In 2007, Geer was named the Texas League Pitcher of the Year while pitching for the San Antonio Missions.

Geer held left-handed batters to a .146 mark. He tossed at least 5 innings and yielded two runs or less in each of his Big League outings. His contract purchased from the Triple-A Portland Beavers on August 29. Geer made his major league debut for the Padres on August 30, with a win over the Colorado Rockies. He suffered first Big League loss on September 17 against Colorado despite throwing five innings of one-run ball with five strikeouts, as San Diego fell 1–0. With Portland he went 8–9 with a 4.54 ERA, 107 strikeouts and 45 walks in 28 appearances, 27 starts. He led the Pacific Coast League in innings pitched while tied for third in starts. His starts also tied for the team lead behind Cesar Ramos. Geer tied for the most starts in one season by a Portland pitcher since the team returned to the PCL in 2001 sharing the record with Junior Herndon in '01 and Dennis Tankersley in 2003.

In 2009 Geer split the season between Portland and San Diego. With Portland he went 2–5 with a 4.44 ERA in 522/3 innings pitched in nine games, all starts, including one complete game. With the Padres he went 1–7 with a 5.96 ERA in 19 games, 17 for starts. On October 13 Geer was removed from the 40-man roster and sent outright to Triple-A Portland.

Geer spent the entire 2010 season with Portland, where he went 11–11 with an ERA of 5.41. He missed most of the 2011 season while recovering from stage III melanoma, appearing in just two games for the Triple-A Tucson Padres before undergoing surgery to remove lymph nodes from his neck. He then went on to pitch in the Arizona Fall League.
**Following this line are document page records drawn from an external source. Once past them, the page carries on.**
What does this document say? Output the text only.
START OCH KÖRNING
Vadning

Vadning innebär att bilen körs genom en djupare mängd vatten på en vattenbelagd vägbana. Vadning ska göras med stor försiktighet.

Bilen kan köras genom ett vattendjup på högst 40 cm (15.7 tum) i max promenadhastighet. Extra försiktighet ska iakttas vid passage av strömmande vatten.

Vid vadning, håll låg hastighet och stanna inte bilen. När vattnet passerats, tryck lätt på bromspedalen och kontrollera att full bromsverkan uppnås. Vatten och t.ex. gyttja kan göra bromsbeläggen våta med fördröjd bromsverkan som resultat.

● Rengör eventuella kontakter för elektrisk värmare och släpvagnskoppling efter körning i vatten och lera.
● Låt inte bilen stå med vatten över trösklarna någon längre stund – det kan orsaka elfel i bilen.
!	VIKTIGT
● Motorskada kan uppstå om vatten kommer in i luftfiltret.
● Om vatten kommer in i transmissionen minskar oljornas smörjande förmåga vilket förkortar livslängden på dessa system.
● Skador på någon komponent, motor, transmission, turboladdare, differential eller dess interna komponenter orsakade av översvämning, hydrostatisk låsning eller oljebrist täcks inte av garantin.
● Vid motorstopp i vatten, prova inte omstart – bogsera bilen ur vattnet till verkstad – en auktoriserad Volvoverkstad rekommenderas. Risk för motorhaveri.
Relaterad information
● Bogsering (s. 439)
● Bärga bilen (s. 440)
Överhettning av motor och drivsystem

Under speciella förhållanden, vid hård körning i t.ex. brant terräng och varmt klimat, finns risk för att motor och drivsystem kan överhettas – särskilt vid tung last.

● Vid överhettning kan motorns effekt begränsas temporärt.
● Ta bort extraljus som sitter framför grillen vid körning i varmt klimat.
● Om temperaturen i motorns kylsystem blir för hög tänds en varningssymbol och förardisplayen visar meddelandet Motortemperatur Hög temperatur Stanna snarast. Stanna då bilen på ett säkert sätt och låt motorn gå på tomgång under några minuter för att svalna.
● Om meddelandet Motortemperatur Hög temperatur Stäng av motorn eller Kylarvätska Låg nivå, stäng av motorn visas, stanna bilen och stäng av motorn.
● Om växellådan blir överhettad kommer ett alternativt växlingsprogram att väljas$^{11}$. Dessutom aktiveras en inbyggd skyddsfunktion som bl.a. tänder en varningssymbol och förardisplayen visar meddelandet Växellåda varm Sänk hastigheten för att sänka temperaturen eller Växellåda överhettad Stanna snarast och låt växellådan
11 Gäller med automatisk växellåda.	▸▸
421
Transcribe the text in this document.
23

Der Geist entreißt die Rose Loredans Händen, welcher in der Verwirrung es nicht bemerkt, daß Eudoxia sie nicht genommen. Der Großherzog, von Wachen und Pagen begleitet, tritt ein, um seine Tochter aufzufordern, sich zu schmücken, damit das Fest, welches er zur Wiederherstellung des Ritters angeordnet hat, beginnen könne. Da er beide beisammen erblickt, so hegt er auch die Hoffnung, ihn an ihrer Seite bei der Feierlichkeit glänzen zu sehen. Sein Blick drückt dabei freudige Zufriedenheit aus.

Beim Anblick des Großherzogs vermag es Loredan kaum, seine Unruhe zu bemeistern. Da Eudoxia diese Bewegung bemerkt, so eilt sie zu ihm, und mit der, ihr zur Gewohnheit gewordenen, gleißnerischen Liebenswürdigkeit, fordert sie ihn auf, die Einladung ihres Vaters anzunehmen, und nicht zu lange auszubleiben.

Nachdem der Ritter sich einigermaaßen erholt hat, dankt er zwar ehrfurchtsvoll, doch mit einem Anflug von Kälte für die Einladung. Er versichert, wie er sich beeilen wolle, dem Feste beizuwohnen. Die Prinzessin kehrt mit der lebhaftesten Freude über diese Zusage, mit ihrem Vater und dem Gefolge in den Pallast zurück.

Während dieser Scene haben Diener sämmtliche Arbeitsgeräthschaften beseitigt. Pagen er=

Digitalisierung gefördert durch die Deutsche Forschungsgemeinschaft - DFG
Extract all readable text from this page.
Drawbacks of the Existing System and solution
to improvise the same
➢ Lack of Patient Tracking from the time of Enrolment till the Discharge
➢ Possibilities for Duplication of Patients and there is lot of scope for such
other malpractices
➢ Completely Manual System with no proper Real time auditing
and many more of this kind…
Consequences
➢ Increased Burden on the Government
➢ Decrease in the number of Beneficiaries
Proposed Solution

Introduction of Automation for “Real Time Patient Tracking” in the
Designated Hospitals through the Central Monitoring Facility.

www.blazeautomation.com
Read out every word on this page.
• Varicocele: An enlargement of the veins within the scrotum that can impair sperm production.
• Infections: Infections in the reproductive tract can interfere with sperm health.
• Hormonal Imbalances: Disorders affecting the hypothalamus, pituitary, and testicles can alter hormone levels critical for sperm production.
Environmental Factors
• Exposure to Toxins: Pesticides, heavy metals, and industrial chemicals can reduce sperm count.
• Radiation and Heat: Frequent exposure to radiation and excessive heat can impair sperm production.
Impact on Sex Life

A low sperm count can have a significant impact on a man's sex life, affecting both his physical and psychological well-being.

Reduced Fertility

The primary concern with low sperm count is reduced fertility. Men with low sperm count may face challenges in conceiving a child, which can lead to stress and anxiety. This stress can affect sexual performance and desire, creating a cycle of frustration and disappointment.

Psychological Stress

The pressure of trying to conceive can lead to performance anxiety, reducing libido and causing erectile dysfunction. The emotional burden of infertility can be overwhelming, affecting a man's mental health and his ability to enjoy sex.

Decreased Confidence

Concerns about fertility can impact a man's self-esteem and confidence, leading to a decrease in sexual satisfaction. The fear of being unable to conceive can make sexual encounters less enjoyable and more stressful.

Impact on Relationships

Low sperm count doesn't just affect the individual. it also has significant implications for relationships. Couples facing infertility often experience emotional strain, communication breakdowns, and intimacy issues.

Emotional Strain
Geer returned to action in 2012, pitching in 28 games between Double-A and Triple-A, going 7–10 with a 5.29 ERA. In 2013, he pitched in 35 games, 12 of them starts. He finished 8-6 and a 3.54 ERA, his lowest since 2007.

On February 14, 2014, Geer re-signed with the Padres organization on a minor league contract.

Geer became a free agent after the 2015 season.